Acromag, Inc
- Company type: Private
- Industry: Process Control
- Founded: 1957; 69 years ago
- Founder: Henry Patton
- Headquarters: Wixom, Michigan, United States
- Area served: Worldwide
- Products: Embedded systems, Process control equipment
- Number of employees: 70 (2024)
- Website: www.acromag.com

= Acromag =

American computer peripheral manufacturing company

Acromag is an American company that manufactures embedded computing, process instrumentation, and distributed I/O products.

Established in 1957, Acromag started by building critical measurement instrumentation equipment for the petrochemical and aerospace industries. It went on to designs analog and digital control products for the industrial I/O and defense markets.

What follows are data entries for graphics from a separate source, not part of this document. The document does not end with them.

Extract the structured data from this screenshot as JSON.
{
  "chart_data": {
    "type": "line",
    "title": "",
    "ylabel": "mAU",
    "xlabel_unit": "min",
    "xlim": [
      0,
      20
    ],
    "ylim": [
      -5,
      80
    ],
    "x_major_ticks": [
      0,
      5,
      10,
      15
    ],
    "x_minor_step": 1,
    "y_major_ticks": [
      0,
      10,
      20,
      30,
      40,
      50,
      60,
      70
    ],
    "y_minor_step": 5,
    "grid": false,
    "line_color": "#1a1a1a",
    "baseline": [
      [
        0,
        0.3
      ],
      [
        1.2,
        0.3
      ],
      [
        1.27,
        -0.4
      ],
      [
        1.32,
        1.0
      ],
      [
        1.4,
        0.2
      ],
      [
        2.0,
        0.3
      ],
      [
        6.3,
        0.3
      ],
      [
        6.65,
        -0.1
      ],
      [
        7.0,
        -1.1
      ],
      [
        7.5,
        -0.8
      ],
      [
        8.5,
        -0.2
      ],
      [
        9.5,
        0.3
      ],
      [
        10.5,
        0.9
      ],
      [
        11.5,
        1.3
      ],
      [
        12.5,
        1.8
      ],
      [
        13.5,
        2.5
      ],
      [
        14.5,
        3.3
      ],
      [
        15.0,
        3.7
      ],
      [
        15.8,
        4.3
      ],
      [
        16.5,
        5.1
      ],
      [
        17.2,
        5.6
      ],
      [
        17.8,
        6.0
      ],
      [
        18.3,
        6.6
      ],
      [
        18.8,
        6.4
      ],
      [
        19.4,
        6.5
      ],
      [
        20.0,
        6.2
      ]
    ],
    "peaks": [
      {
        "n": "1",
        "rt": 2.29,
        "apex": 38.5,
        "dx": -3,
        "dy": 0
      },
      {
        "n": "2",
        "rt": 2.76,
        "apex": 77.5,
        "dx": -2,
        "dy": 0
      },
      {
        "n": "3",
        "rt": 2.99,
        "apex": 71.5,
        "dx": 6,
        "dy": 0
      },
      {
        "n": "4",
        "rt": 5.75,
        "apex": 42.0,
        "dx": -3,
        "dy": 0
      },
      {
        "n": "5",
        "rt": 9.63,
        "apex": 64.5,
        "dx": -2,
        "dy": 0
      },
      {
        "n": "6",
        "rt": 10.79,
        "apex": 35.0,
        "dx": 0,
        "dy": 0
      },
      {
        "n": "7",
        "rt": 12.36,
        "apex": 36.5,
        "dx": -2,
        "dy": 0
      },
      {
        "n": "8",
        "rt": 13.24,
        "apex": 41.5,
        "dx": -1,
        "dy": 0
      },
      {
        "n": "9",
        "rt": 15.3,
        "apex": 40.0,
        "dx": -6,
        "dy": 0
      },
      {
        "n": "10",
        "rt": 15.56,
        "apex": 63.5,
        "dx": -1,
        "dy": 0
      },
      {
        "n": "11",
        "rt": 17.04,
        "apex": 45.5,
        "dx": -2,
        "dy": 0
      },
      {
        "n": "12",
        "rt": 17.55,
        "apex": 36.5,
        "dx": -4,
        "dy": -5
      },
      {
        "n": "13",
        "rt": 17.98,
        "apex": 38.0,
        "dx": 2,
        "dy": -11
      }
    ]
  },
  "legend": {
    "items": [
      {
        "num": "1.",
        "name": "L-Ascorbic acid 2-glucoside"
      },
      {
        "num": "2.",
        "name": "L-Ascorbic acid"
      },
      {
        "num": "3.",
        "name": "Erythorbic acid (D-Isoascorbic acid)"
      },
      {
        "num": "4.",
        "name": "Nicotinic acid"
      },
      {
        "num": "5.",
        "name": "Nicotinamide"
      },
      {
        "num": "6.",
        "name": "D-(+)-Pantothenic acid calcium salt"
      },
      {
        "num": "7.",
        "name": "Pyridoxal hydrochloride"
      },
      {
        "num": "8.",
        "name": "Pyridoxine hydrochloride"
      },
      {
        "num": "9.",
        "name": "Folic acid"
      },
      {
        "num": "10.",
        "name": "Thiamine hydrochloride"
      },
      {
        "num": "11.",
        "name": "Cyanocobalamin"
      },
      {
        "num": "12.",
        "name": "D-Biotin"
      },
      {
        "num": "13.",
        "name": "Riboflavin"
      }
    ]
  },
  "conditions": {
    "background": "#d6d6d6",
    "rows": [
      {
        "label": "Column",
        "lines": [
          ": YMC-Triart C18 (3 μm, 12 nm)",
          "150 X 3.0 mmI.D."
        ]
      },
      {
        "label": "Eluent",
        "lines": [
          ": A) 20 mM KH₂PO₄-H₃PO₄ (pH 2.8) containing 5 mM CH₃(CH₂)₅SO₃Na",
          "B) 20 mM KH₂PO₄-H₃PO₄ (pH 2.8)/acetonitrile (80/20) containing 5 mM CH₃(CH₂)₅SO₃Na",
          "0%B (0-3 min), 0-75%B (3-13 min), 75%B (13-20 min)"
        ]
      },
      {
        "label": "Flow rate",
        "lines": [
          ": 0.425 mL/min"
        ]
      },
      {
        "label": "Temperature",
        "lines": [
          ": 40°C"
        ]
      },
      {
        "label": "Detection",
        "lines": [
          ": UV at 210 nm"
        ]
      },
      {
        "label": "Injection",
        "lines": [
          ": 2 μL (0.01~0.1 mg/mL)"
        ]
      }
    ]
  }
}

Acromag designed industrial I/O components which has led to developing ground loops, RFI/EMI noise, and temperature drift. Many products are available with agency approvals such as UL, cUL, FM, CSA, CE, ATEX, and others to assure precise operation in hostile environments.

==History==
Acromag was founded in 1957 by Henry Patton, an early developer of solid-state magnetic amplifiers. Expanding from its first location in Detroit, Michigan, (now Southfield), Acromag later moved its headquarters to Wixom, Michigan.

It acquired Xembedded, LLC (formerly XycomVME) in 2012.

The company made a number of Embedded Board Innovations over the years, including:

- 1960s – Designed and manufactured temperature transmitters and thermo-electric metal testers
- 1970s – Rack-mount I/O systems and field-mount transmitters
- 1980s – Remote data acquisition systems; Exorbus and VMEbus I/O boards
- 1990s – μP-based signal conditioners; Industry Pack modules and carrier cards
- 2000s – Distributed I/O; PMC modules, PCI and CompactPCI I/O boards, reconfigurable FPGA modules
- 2010s – USB-configured instruments; XMC modules, VPX boards, industrial PCs
- 2016 – Offer contract manufacturing services

== Operations ==
The company has three product divisions: Embedded Computing Solutions, Process Control and Automation Solutions and Contract Manufacturing Services. Its product lines focus on manufacturing, military, scientific, public utility, and transportation applications.